Le choix du Badakhchan est également intéressant. Bien que la province soit frontalière de la Chine, le corridor de Wakhan (séparant le Tadjikistan du Pakistan et bordant le Xinjiang chinois) est lui aussi impraticable. En revanche, le Badakhchan afghan est accessible via le Haut-Badakhchan tadjik (région du Pamir). Une route frontalière relie les deux régions montagneuses aux alentours de la ville tadjike de Khorog. C’est donc le chemin le plus court pour passer de la Chine à l’Afghanistan. Ensuite, le Badakhchan afghan est une région relativement sure : durant la guerre contre les Taliban (1994-1998), elle était tenue par l’Alliance du Nord. C’est une région à majorité tadjike qui connait peu les insurrections du pays. C’est donc un lieu idéal pour implanter une base en Afghanistan.

Bases et interventions en Asie centrale

Depuis la chute de l’URSS, les bases militaires étrangères se sont multipliées en Asie centrale. Outre les bases russes du Tadjikistan, du Kazakhstan et du Kirghizstan, l’Inde et les Etats Unis sont militairement présents. Dans le cas indien, c’est une base au Tadjikistan qui sert d’appui à l’armée indienne contre le Pakistan. Les Américains ont quant à eux des bases en Afghanistan, et ont ouvert une base au Kirghizstan, qui a fermé depuis. Que ce soit les conflits d’Asie centrale des années 90 (Tadjikistan, vallée de Ferghana) ou l’intervention américaine en Afghanistan, la présence militaire régionale est désormais importante. Il était logique que la Chine cherche à y participer. Toutefois, le rôle de cette base n’est pas encore clair : si elle est présentée comme une base afghane construite par la Chine, il reste probable que Pékin l’utilise pour déployer, si besoin, ses propres troupes, sans passer pour une armée d’occupation.

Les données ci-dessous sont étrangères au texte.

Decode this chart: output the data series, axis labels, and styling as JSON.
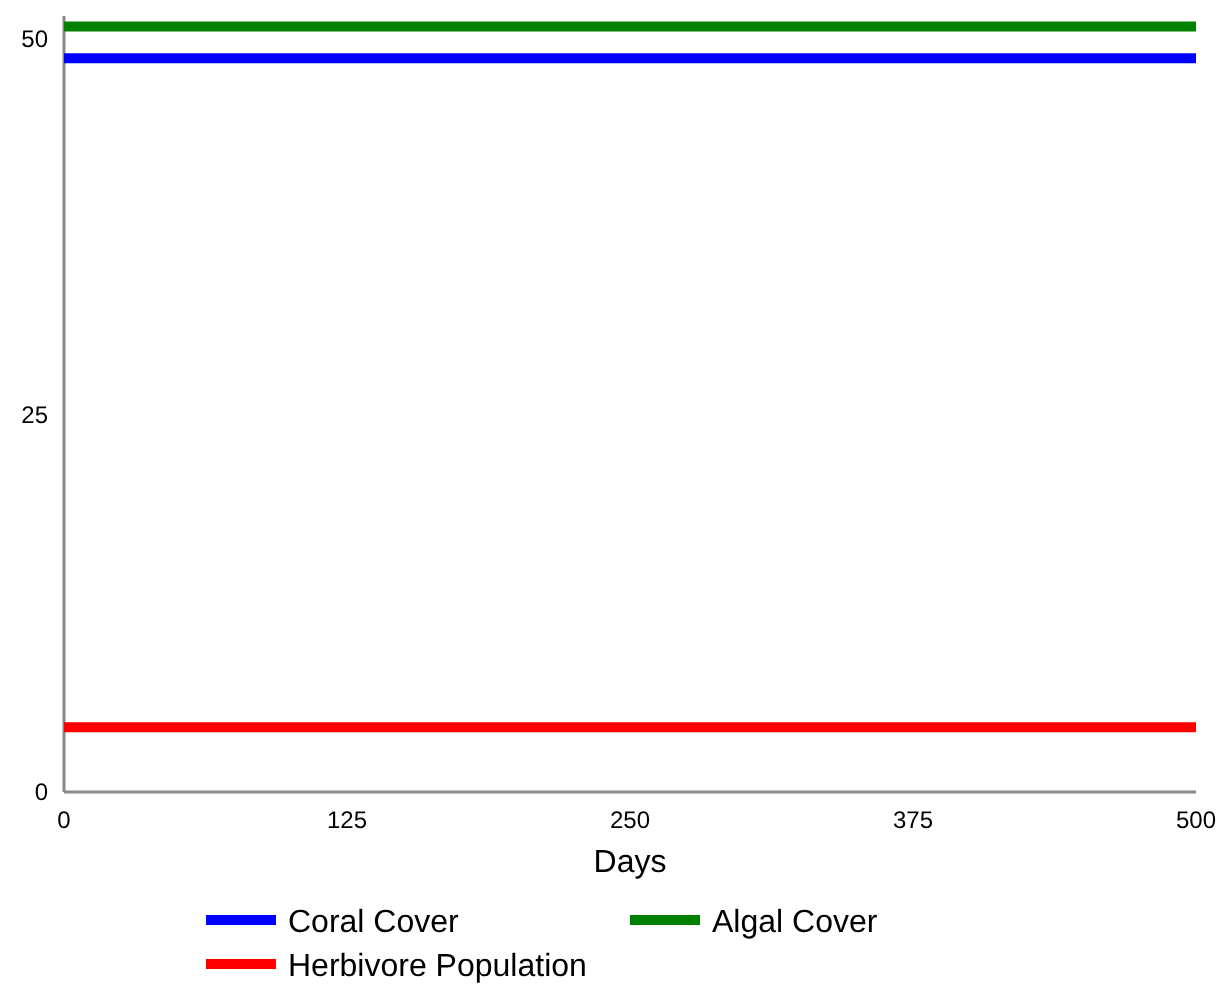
{
  "chart_data": {
    "type": "line",
    "xlabel": "Days",
    "x": [
      0,
      500
    ],
    "series": [
      {
        "name": "Coral Cover",
        "color": "#0000ff",
        "values": [
          48.7,
          48.7
        ]
      },
      {
        "name": "Algal Cover",
        "color": "#008000",
        "values": [
          50.8,
          50.8
        ]
      },
      {
        "name": "Herbivore Population",
        "color": "#ff0000",
        "values": [
          4.3,
          4.3
        ]
      }
    ],
    "xlim": [
      0,
      500
    ],
    "xticks": [
      0,
      125,
      250,
      375,
      500
    ],
    "ylim": [
      0,
      51.5
    ],
    "yticks": [
      0,
      25,
      50
    ],
    "grid": false,
    "legend": "bottom",
    "marker": "none",
    "line_style": "solid"
  }
}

Depuis l’annonce du retrait américain d’Afghanistan, des soldats chinois sont présents occasionnellement dans le pays, sans qu’il n’y ait d’intervention officielle. L’un des objectifs est de sécuriser la région afin de favoriser la Belt and Road Initiative chinoise. Toutefois, Pékin a également pour objectif de lutter contre le terrorisme, et d’empêcher  ainsi la création d’un sanctuaire afghan pour les groupes insurgés ouighours du Xinjiang. Depuis les années 2000, plusieurs Ouighours se sont engagés dans les rangs d’Al Qaida ou de Daesh en Syrie. Si l’Etat Islamique en Syrie et au Levant est aujourd’hui tenu en échec, la situation du groupe Daesh – Province Khorasan, présent en Afghanistan, est loin d’être réglée. Un afflux de combattants ouighours au sein de Daesh en Afghanistan est donc possible et représenterait une double menace pour Pékin. D’un côté, les intérêts chinois seraient des cibles en Afghanistan, de l’autre, le groupe pourrait planifier des attaques contre la Chine, en lien avec les organisations ouighoures toujours présentes au Xinjiang.

Après l’ouverture de sa base militaire à Djibouti, afin de sécuriser la route maritime du pétrole, la Chine cherche désormais à accélérer la pacification de l’Asie centrale. C’est dans ce contexte que l’on peut comprendre l’intérêt chinois de construire une base militaire dans la province de Badakhchan.